Recent surveys show a great deal of regional variation in business confidence, while the rural sector is generally more positive.
A New Zealand Chambers of Commerce Business Confidence survey found it was much stronger in the north than in the south, while Rabobank's Rural Confidence Survey, completed last month, indicated farmers' confidence was still at low levels, although it was much improved from the near-decade lows seen earlier this year.
The Chambers of Commerce survey found 42 percent of businesses expected the New Zealand economy to improve over the next 12 months.
But confidence was strongest in the upper North Island at more than 44 percent, with a slip to about 34 percent in the lower South Island.

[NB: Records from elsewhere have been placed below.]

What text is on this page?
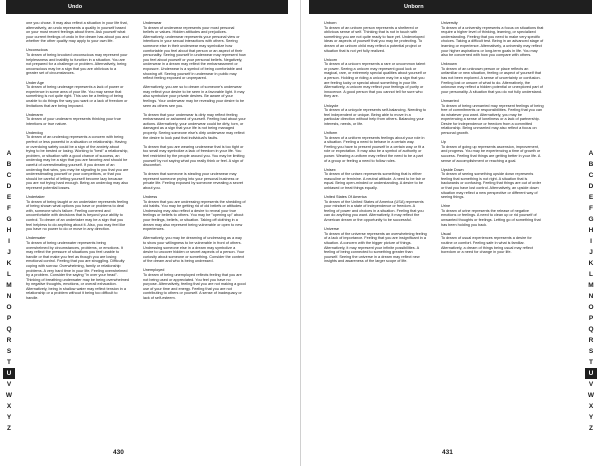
Undo
one you chose. It may also reflect a situation in your life that, alternatively, an undo represents a quality in yourself based on your most recent feelings about them. Ask yourself what your current feelings of undo in the dream has about you and whether the other quality may apply to your own life.
Unconscious
To dream of being knocked unconscious may represent your helplessness and inability to function in a situation. You are not prepared for a challenge or problem. Alternatively, being unconscious may be a sign that you are oblivious to a greater set of circumstances.
Under Age
To dream of being underage represents a lack of power or experience in some area of your life. You may sense that something is not quite right. This can be a feeling of being unable to do things the way you want or a lack of freedom or limitations that are being imposed.
Underarm
To dream of your underarm represents thinking your true intentions or true nature.
Underdog
To dream of an underdog represents a concern with being perfect or less powerful in a situation or relationship. Having or overdoing safety could be a sign of the anxiety about trying to be bested or losing. Working to "best" a relationship, problem, or situation with a good chance of success, an underdog may be a sign that you are favoring and should be careful of overestimating yourself. If you dream of an underdog that wins, you may be signaling to you that you are underestimating yourself or your competitors, or that you should be careful of letting yourself become lazy because you are not trying hard enough. Being an underdog may also represent potential losses.
Undertaker
To dream of being taught or an undertaker represents feeling of being shown what options you have or problems to deal with, someone who's failure. Feeling cornered and uncomfortable with decisions that is beyond your ability to control. To dream of an undertaker may be a sign that you feel helpless to do anything about it. Also, you may feel like you have no power to do or move in any direction.
Underwater
To dream of being underwater represents being overwhelmed by circumstances, problems, or emotions. It may reflect the pressure of situations you feel unable to handle or that make you feel as though you are losing emotional control. Feeling that you are struggling. Difficulty coping with sorrow. Overwhelming, family or relationship problems. A very hard time in your life. Feeling overwhelmed by a problem. Consider the saying "in over your head". Thinking of breathing underwater may be being overwhelmed by negative thoughts, emotions, or overall exhaustion. Alternatively, being in shallow water may reflect tension in a relationship or a problem without it being too difficult to handle.
Underwear
To dream of underwear represents your most personal beliefs or values. Hidden attitudes and prejudices. Alternatively, underwear represents your personal view or intentions in your sexual interactions with others. Seeing someone else in their underwear may symbolize how comfortable you feel about that person or an aspect of their personality. Seeing yourself in underwear may represent how you feel about yourself or your personal beliefs. Negatively, underwear in a dream may reflect the embarrassment or exposure. Underwear is a symbol of being comfortable and showing off. Seeing yourself in underwear in public may reflect feeling exposed or unprepared.
Alternatively, you are so to dream of someone's underwear may reflect your desire to be seen in a favorable light. It may also symbolize your private desires. Be aware of your feelings. Your underwear may be revealing your desire to be seen as others see you.
To dream that your underwear is dirty may reflect feeling embarrassed or ashamed of yourself. Feeling bad about your actions. Alternatively, your underwear could be dirty, torn, or damaged as a sign that your life is not being managed properly. Seeing someone else's dirty underwear may reflect the desire to look past that individual's faults.
To dream that you are wearing underwear that is too tight or too small may symbolize a lack of freedom in your life. You feel restricted by the people around you. You may be limiting yourself by not saying what you really think or feel. A sign of discomfort.
To dream that someone is stealing your underwear may represent someone prying into your personal business or private life. Feeling exposed by someone revealing a secret about you.
Undress
To dream that you are undressing represents the shedding of old habits. You may be getting rid of old beliefs or attitudes. Undressing may also reflect a desire to reveal your true feelings or beliefs to others. You may be "opening up" about your feelings, beliefs, or situation. Taking off clothing in a dream may also represent being vulnerable or open to new experiences.
Alternatively, you may be dreaming of undressing as a way to show your willingness to be vulnerable in front of others. Undressing someone else in a dream may symbolize a desire to uncover hidden or secret aspects of a person. Your curiosity about someone or something. Consider the context of the dream and who is being undressed.
Unemployed
To dream of being unemployed reflects feeling that you are not being used or appreciated. You feel you have no purpose. Alternatively, feeling that you are not making a good use of your time and energy. Feeling that you are not contributing to others or yourself. A sense of inadequacy or lack of self-esteem.
A
B
C
D
E
F
G
H
I
J
K
L
M
N
O
P
Q
R
S
T
U
V
W
X
Y
Z
430
Unborn
Unborn
To dream of an unborn person represents a sheltered or oblivious sense of self. Thinking that is not in touch with something you are not quite ready to face yet. Undeveloped ideas or aspects of yourself that you may be protecting. To dream of an unborn child may reflect a potential project or situation that is not yet fully realized.
Unicorn
To dream of a unicorn represents a rare or uncommon talent or power. Seeing a unicorn may represent good luck or magical, rare, or extremely special qualities about yourself or a person. Holding or riding a unicorn may be a sign that you are feeling lucky or special about something in your life. Alternatively, a unicorn may reflect your feelings of purity or innocence. A good person that you cannot tell for sure who they are.
Unicycle
To dream of a unicycle represents self-balancing. Needing to feel independent or unique. Being able to move in a particular direction without help from others. Balancing your interests, needs, or life.
Uniform
To dream of a uniform represents feelings about your role in a situation. Feeling a need to behave in a certain way. Feeling you have to present yourself in a certain way or fit a role or expectation. It may also be a symbol of authority or power. Wearing a uniform may reflect the need to be a part of a group or feeling a need to follow rules.
Unisex
To dream of the unisex represents something that is either masculine or feminine. A neutral attitude. A need to be fair or equal. Being open-minded or understanding. A desire to be unbiased or treat things equally.
United States Of America
To dream of the United States of America (USA) represents your mindset in a state of independence or freedom. A feeling of power and choices in a situation. Feeling that you can do anything you want. Alternatively, it may reflect the American dream or the opportunity to be successful.
Universe
To dream of the universe represents an overwhelming feeling of a lack of importance. Feeling that you are insignificant in a situation. A concern with the bigger picture of things. Alternatively, it may represent your infinite possibilities. A feeling of being connected to something greater than yourself. Seeing the universe in a dream may reflect new insights and awareness of the larger scope of life.
University
To dream of a university represents a focus on situations that require a higher level of thinking, learning, or specialized understanding. Feeling that you need to make very specific choices. Taking a difficult test. Being in an advanced stage of learning or experience. Alternatively, a university may reflect your higher aspirations or long-term goals in life. You may also be concerned with how you compare with others.
Unknown
To dream of an unknown person or place reflects an unfamiliar or new situation, feeling or aspect of yourself that has not been explored. A sense of uncertainty or confusion. Feeling lost or unsure of what to do. Alternatively, the unknown may reflect a hidden potential or unexplored part of your personality. A situation that you do not fully understand.
Unmarried
To dream of being unmarried may represent feelings of being free of commitments or responsibilities. Feeling that you can do whatever you want. Alternatively, you may be experiencing a sense of loneliness or a lack of partnership. Desire for independence or freedom from a committed relationship. Being unmarried may also reflect a focus on personal growth.
Up
To dream of going up represents ascension, improvement, and progress. You may be experiencing a time of growth or success. Feeling that things are getting better in your life. A sense of accomplishment or reaching a goal.
Upside Down
To dream of seeing something upside down represents feeling that something is not right. A situation that is backwards or confusing. Feeling that things are out of order or that you have lost control. Alternatively, an upside down situation may reflect a new perspective or different way of seeing things.
Urine
To dream of urine represents the release of negative emotions or feelings. A need to clean up or rid yourself of unwanted thoughts or feelings. Letting go of something that has been holding you back.
Usual
To dream of usual experiences represents a desire for routine or comfort. Feeling safe in what is familiar. Alternatively, a dream of things being usual may reflect boredom or a need for change in your life.
A
B
C
D
E
F
G
H
I
J
K
L
M
N
O
P
Q
R
S
T
U
V
W
X
Y
Z
431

And a net two-thirds of respondents were optimistic about the outlook for their own businesses, but - once again - it slips the further south you go.
In the agricultural sector, farmers have become less pessimistic about the outlook, with the Rabobank survey showing net confidence at -6 percent, compared with the -39 percent level three months earlier, which was close to the worst in a decade.
Farmers have also turned positive about their own outlook, although dairy farmers were less confident than sheep and beef farmers, while horticulturists were by far the most buoyant.
The survey pointed to the farmers keeping a tight rein on their capital spending, with their cash earnings under pressure, forcing them to rely on the bankers for seasonal finance to get through.